Lucie Borleteau's first feature-length movie is a strange one. It has an interesting premise (few are the movies that revolve around a woman... working as an engineer on a freighter) but its development is - to say the least - surprising. You might expect a documentary on the theme : 'the everyday life and working conditions of a female worker on a merchant ship' or a sociological study dealing with the point 'how does an insert element manage to fit into an a priori unfriendly universe?' And - to be fair - there are elements of the response to both questions. On the documentary side, the cargo ship Fidélio on which most scenes take place is a real one and it shows. As a consequence everything rings true, from the sorry state of the antiquated freighter to the engine room operations to the superstitious Filipino crew members, to the wild sprees ashore. As for the study of what it is like to be a woman in a male-dominated environment, the result is only fairly convincing : this is probably due to the fact that Alice is seen in too many scenes in which she thinks of love, yearns for sex or actually makes love and in not enough where she carries out her engineer's job. And when she IS doing so, she appears too beautiful, too well-groomed and her hands are just about greasy enough. Of course it is Lucie Borleteau's choice to show that a woman, whether working in an engine room or not, will be a woman (which I perfectly understand),but it seems to me her film would have been better if she had found a more adapted balance between the intimate and the documentary sequences. On the whole, though, "Fidelio, l'odyssée d'Alice" remains quite a watchable film. First of all because it may be the first (or if is not, one of the first) fiction movies on its theme - and this is no small thing. In addition, even if more could have been shown about Alice's trade, the relationships between the various member of the crew are well observed and well captured in this aptly-made drama. Another asset of 'Fidélio' is its fine cast consisting either of professionals (in particular the classy Ariane Labed as Alice the free woman and the sensitive Anders Danielsen Lie as Felix, the young lover she has left behind) or of real-life seamen who play themselves in a very realistic way. All in all, a voyage you can embark on provided you don't mind a significant part of its running time being devoted to its main character's sentimental pangs or graphic lovemaking.

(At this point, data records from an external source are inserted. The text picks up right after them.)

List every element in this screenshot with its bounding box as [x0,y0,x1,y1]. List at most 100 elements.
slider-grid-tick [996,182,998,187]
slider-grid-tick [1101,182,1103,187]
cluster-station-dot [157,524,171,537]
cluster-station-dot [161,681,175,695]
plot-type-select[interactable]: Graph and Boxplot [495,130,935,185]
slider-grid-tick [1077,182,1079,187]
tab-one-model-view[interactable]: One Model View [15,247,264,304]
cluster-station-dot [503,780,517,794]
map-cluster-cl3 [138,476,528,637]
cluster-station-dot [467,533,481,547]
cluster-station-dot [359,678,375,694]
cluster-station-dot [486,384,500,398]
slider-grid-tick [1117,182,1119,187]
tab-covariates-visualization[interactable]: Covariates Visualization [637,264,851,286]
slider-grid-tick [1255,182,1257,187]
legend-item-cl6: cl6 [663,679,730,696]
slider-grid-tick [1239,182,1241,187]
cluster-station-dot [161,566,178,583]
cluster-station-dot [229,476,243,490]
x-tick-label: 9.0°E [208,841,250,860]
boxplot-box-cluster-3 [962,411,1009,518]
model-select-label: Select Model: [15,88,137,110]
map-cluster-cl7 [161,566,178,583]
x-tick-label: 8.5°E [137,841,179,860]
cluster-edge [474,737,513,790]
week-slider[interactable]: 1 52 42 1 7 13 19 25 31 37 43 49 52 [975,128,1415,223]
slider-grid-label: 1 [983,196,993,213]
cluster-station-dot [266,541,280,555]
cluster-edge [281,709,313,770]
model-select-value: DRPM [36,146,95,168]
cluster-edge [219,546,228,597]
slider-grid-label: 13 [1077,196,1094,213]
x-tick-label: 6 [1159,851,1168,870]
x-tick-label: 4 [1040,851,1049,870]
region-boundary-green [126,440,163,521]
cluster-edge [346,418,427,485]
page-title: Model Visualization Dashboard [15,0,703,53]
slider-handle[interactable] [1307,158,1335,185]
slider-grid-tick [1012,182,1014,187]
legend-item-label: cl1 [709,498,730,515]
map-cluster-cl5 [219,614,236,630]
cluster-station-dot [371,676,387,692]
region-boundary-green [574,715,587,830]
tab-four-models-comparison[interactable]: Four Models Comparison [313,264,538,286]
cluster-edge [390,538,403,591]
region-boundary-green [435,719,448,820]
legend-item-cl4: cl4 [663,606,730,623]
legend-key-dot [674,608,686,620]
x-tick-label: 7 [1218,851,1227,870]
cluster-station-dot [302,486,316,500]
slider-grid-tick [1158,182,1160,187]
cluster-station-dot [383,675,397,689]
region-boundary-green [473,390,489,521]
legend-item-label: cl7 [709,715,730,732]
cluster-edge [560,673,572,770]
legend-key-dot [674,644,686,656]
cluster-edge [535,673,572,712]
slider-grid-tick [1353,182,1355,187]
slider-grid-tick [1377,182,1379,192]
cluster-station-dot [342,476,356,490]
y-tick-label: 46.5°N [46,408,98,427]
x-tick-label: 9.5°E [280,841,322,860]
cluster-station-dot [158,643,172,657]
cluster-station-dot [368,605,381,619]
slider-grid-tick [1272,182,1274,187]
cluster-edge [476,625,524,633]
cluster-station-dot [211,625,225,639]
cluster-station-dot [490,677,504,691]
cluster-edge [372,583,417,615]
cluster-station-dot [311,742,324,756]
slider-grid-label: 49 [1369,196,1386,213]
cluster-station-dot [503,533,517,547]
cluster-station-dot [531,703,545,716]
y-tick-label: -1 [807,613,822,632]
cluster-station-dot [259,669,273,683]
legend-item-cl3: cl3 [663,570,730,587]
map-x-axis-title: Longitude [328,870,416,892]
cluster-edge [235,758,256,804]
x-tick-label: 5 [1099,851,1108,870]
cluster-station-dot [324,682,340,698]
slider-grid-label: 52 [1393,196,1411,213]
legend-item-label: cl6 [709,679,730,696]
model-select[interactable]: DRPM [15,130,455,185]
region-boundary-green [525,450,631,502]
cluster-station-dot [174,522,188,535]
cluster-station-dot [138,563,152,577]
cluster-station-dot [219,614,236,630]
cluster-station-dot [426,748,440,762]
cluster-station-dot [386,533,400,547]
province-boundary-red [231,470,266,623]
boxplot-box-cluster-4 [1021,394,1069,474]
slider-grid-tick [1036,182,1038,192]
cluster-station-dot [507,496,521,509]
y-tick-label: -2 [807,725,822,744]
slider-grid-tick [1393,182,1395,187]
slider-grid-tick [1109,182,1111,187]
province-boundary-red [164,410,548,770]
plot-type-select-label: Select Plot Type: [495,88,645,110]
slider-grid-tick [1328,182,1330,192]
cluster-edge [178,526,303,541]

Reviewed by t-dooley-69-3869166 / 10

Sex Ahoy in this French Sea Faring Tale

Alice (Ariane Labed 'The Lobster') is an engineer on a cargo ship. She has a handsome and doting boyfriend who is Norwegian – Felix (Andres Danielsen Lie 'Oslo 31 August') and after returning from a voyage she hops into 'the sack' with him before going off to replace a dead engineer on the 'Fedelio'. Only this is a ship which has been renamed and is actually the ship she apprenticed on, and worse still the sultry captain with matinée idol good looks who was her first love is now her boss and married.

Well soon they are all at sea – in more ways than one and she reveals that as a woman 'she has needs' and knows how to fulfil them. So begins her 'odyssey'. She also indulges in the belongings of the dead engineer piecing together his wayfaring life through diary entries and pictures. However what this really develops into is a voyage of self discovery.

Now this has a lot of bedroom gymnastics in it and to put it mildly she 'arrives' faster than an Uber cab. Now I am all fine with that sort of thing but the story – like the journey – meanders in places and at times it is hard to know why a scene was included. That too is fine as the relevance of all reveals itself in the final denouement. All in all a very accomplished film but not one that is an entry to French films but more for those who really like a bit of Gallic difference.